Tips finding the gcd of $(n^2-3n-1, n-4)$

Question

I need tips on how to find the $gcd(n^2-3n-1, n-4)$ for any $n \in \mathbb{N}$.
I tried the two following methods (but got stuck):

Since I need to find the $gcd(n^2-3n-1, n-4)$, then there is a $q \in \mathbb{Z}$ which is the divisor of both $(n^3-3n-1)$ and $(n-4)$, giving each of them an answer of $q_1,q_2 ∈ \mathbb{Z}$ accordingly,
therefore, it is possible to write them as follow:
$n^2-3n-1 = q*q_1$
$n-4 = q*q_2$
Because $q,q_1,q_2 ∈ \mathbb{Z}$, multiplying them with each other produces another Integer (same with adding to them an Integer), so
$n^2-3n = q_3$ , $q_3 ∈ \mathbb{Z}$
$n = q_4$ , $q_4 ∈ \mathbb{Z}$
With this method, I got stuck here (didn't find a way how to continue).

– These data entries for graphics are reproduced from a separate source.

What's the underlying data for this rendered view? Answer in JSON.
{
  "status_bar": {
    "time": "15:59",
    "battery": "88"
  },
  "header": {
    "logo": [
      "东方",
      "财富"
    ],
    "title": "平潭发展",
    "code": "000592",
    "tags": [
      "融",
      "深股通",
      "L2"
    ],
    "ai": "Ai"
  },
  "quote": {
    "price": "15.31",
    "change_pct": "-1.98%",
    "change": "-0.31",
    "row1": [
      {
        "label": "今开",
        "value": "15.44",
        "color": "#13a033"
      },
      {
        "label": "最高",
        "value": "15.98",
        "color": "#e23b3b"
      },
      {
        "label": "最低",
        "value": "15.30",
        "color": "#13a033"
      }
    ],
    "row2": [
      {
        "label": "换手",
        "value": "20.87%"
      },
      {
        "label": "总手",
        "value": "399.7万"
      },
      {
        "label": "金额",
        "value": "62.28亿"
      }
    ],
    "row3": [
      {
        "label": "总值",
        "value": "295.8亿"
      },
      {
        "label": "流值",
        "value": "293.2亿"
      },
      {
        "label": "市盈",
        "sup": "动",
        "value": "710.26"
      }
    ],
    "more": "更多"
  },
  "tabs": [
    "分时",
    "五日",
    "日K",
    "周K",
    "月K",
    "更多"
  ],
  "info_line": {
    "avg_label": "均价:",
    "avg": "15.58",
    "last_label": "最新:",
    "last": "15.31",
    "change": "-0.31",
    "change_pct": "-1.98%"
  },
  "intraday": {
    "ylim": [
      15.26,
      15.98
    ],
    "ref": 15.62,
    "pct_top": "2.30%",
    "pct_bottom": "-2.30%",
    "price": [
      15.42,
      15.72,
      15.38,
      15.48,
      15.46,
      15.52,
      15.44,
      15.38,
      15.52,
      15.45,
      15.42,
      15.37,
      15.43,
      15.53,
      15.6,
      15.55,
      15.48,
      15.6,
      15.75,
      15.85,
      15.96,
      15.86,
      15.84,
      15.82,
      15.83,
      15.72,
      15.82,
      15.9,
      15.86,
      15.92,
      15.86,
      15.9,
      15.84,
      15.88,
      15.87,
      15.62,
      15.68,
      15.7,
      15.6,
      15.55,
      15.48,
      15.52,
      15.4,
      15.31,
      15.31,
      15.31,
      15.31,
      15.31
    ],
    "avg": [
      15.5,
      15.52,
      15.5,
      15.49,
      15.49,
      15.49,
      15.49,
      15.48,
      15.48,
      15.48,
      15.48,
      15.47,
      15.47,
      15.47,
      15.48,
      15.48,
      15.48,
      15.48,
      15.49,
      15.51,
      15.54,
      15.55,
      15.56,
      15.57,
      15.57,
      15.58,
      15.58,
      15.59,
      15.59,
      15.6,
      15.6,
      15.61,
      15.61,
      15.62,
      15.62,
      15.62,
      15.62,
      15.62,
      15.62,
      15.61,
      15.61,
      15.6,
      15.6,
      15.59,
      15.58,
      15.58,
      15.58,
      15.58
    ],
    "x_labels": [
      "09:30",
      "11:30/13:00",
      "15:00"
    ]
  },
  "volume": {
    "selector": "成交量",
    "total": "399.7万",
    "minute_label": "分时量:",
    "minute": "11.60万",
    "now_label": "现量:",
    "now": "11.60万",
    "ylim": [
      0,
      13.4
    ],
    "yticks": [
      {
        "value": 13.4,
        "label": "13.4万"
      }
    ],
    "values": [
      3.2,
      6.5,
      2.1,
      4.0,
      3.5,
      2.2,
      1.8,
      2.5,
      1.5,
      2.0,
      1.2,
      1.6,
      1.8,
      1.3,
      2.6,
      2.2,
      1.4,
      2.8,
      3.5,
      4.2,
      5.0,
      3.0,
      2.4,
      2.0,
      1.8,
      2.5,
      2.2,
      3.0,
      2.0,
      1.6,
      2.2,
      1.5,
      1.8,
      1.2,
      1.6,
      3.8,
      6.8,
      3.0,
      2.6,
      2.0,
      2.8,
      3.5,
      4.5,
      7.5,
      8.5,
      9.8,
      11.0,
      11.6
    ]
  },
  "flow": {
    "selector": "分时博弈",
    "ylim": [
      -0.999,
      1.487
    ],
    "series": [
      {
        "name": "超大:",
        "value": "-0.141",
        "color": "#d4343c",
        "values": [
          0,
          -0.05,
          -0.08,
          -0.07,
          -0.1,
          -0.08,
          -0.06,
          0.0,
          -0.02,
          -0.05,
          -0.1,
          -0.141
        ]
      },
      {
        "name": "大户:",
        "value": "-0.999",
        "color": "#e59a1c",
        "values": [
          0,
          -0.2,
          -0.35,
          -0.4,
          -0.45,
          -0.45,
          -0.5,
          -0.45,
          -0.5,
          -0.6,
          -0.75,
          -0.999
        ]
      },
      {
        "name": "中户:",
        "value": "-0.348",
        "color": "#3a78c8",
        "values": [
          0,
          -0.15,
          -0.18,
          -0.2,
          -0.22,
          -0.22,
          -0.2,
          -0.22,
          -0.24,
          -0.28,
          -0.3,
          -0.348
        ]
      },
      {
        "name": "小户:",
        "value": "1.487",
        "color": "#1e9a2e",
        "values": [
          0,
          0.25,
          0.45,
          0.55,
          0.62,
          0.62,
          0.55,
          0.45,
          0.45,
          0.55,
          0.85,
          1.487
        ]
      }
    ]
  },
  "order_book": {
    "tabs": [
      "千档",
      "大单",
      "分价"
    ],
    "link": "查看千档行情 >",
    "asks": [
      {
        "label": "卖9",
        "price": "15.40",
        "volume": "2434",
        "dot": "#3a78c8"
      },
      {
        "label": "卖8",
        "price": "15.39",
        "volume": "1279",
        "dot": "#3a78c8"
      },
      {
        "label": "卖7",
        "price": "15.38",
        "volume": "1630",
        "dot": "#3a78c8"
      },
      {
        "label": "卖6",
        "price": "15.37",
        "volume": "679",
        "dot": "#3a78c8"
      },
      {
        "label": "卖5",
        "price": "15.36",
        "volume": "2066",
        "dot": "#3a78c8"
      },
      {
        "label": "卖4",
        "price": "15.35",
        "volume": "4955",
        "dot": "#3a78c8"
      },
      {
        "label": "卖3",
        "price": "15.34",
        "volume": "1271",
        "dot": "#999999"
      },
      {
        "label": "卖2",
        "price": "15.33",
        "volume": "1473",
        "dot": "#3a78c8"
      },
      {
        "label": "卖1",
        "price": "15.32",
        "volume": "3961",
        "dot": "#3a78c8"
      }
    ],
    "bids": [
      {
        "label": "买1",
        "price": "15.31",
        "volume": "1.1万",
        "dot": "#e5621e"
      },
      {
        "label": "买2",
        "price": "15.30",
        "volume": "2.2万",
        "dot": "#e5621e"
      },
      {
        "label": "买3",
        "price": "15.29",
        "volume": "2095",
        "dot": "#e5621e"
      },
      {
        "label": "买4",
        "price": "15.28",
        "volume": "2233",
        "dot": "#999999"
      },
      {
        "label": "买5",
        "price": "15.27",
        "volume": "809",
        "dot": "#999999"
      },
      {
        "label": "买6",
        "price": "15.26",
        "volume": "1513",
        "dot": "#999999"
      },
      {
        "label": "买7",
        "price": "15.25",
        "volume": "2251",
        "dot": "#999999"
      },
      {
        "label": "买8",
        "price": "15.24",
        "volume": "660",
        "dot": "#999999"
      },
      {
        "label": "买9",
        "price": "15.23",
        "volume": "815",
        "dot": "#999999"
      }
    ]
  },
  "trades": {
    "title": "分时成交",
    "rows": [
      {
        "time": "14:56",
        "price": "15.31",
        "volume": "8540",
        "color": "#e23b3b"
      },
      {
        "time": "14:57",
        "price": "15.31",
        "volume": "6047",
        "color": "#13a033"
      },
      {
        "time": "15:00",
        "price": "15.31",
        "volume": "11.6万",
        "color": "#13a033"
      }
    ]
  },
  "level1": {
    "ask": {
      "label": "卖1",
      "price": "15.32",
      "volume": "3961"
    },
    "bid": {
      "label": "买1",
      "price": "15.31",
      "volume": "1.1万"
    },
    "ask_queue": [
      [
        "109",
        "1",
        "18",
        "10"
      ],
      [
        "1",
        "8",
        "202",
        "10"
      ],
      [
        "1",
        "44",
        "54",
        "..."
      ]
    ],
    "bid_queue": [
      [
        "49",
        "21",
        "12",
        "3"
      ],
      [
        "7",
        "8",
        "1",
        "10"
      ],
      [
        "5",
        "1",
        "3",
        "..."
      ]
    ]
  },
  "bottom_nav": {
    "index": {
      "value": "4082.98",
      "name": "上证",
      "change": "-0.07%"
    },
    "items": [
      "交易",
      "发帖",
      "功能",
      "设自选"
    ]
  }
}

Another method I've tried is:
According to the Euclidean Algorithm,
$n^2-3n-1 = (n-4)*q + r, q,r ∈ \mathbb{Z}$
Use $q=n$,
$n^2-3n-1 = (n-4)*n+r$ => $n-1=r$
$n^2-4n=(n-1)q+r$ (while $q=n$) => $-3n=r$
$n^2-n=-3n*n+r$ => $4n^2-n=4$
and so on...but also got stuck..
I'd appreciate any tips on how to continue with what I've tried or if I should try a different approach

Answer 1

Bear in mind that $\gcd(a,b) = \gcd(a\pm kb, b)$ for all integers $k$.

So if $n^3 - 3n -1 = P(n)(n-4) + R(n)$ then $\gcd(n^2 -3n-1, n-4) = \gcd(n^2-3n-1 -P(n)(n-4), n-r) = \gcd(R(n), n-4)$.

And if we use synthetic division

$n^2 -3n -1 = n^2(n-4) +4n -3n -1=$

$n(n-4) +n-1=$

$n(n-4) +(n-4) +4-1=$

$n(n-4) + (n-4) + 3=$

$(n +1)(n-4) + 3$.

....

So $\gcd(n^2-3n-1,n-4)= \gcd((n+1)(n-4) + 3, n-4)=\gcd(3,n-4)=\gcd(3,n-4 +3)=\gcd(3,n-1)$.

So if $3|n-1$ or in other words if $n\equiv 1 \pmod 3$ then $\gcd(n^2-3n-1,n-4)=\gcd(3,n-1)=3$.

ANd if $3\not \mid n-1$ or in other words if $n\not \equiv 1$ or if $n\equiv 0, 2 \pmod 3$ and $n-1\equiv 2,1$ and $n-1$ and $3$ are relatively prime then $\gcd(n^2-3n-1,n-4)=\gcd(3,n-1)=1$.

Answer 2

hint

Use this

$$b=aq+\color{red}{r}\implies \;gcd(a,b)=\;gcd(a,\color{red}{r})$$

with

$$b=n^2-3n-1=n(n-4)+n-1$$ $$=(n+1)(n-4)+\color{red}{3}$$

So, $$gcd(n^2-3n-1,n-4)=gcd(n-4,3)$$ $$=gcd(n+2,3)=G$$ Thus

$$n\equiv 0\mod 3 \implies G=1$$ $$n\equiv 1 \mod 3\implies G=3$$ $$n\equiv 2\mod 3 \implies G=1$$

Answer 3

Suppose $d=(n^2-3n-1,n-4)$ so $$d|n^2-3n-1\\d|n-4$$ from $d|n-4 \to d|(n-4)(n+1)$ so $$d|n^2-3n-4$$ and now $$d|A,d|B \to d|rA+sB \\d|(n^2-3n-1)-(n^2-3n-4) \to d|3\\ d=1,or,3$$